The two gaps are connected. Optimization produces recommendations, and a control plane is where a recommendation becomes an enforced rule. “47 of your last 100 sessions would have completed on a cheaper model” is an interesting fact in an observability tool and an actual saving when a control plane can turn it into routing policy. Observation, then recommendation, then enforcement. The layers are drawn separately on the map. The value compounds when they connect.

The map has a shelf life

Treat all of this as accurate now and provisional by default. Two years ago, several of these nine layers were not categories. Two years from now, some will have merged and others will have split. The pattern repeats: the ecosystem fragments as new needs appear, then re-converges as products absorb the layers next to them.

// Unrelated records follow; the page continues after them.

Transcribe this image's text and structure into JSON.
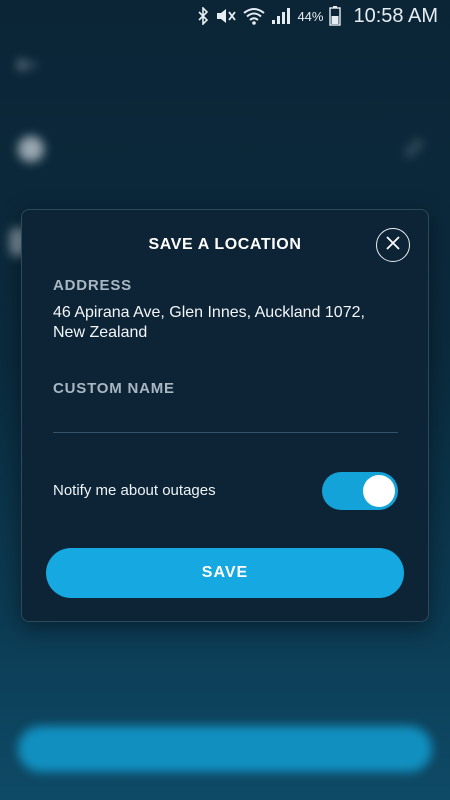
{
  "status_bar": {
    "battery": "44%",
    "time": "10:58 AM",
    "icons": [
      "bluetooth-icon",
      "mute-icon",
      "wifi-icon",
      "signal-icon",
      "battery-icon"
    ]
  },
  "background": {
    "icons": [
      "back-arrow-icon",
      "location-icon",
      "edit-icon"
    ]
  },
  "modal": {
    "title": "SAVE A LOCATION",
    "close_icon": "close-icon",
    "address_label": "ADDRESS",
    "address_value": "46 Apirana Ave, Glen Innes, Auckland 1072, New Zealand",
    "custom_name_label": "CUSTOM NAME",
    "custom_name_value": "",
    "notify_label": "Notify me about outages",
    "notify_enabled": true,
    "save_label": "SAVE"
  },
  "colors": {
    "accent": "#15a8e1",
    "modal_bg": "#0d2436",
    "label": "#a8b7c2"
  }
}
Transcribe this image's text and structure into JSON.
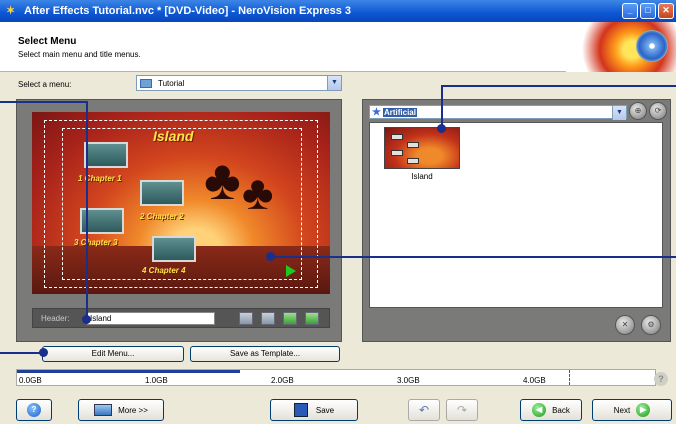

The layers that are underbuilt today, optimization and the dev-first end of the control plane, are where the next round of consolidation is most likely. The nine questions in this map are durable. The arrangement of tools answering them is not, and whoever builds credibly into the gap layers during 2026 is working on the part of the stack that is still being drawn.

Common questions

Why nine layers and not seven or eleven?: The number is not sacred. The nine come from a simple test: each layer answers a question a production agent team actually asks, and each has at least one tool you would evaluate to answer it. Merge two and you lose a real distinction. Observability and the control plane look similar until an incident, when it matters that one only watched and the other could have intervened. Split one and you get categories too thin to have their own tools. Nine is the count where every layer earns its place, and it will change as the ecosystem does.
Do all teams need all nine layers?: No. Most teams need three or four. A team running one bounded agent needs observability and perhaps guardrails. The layer count rises with autonomy: the longer an agent runs unattended, with more tools and less supervision, the more of the stack it needs. Memory matters once agents span sessions. The control plane matters once you run a fleet. Optimization matters once the bill does. Adopt a layer when the pain it addresses shows up, not before.
Which layer is most undeveloped right now?: Optimization, layer nine. The techniques are well understood and the research is years old, and they have not been assembled into something a developer can adopt in an afternoon. The control plane, layer eight, is close behind: the products exist, and they skew enterprise. Both are covered in detail in their own posts.
How fast is this changing?: Fast enough that a map has a shelf life. The control-plane layer barely existed at the start of 2026 and had four credible entrants by mid-year. Benchmarks that looked solid were shown gameable within months. The nine questions are stable. The set of tools answering them turns over quickly, so treat the tool names here as a mid-2026 snapshot.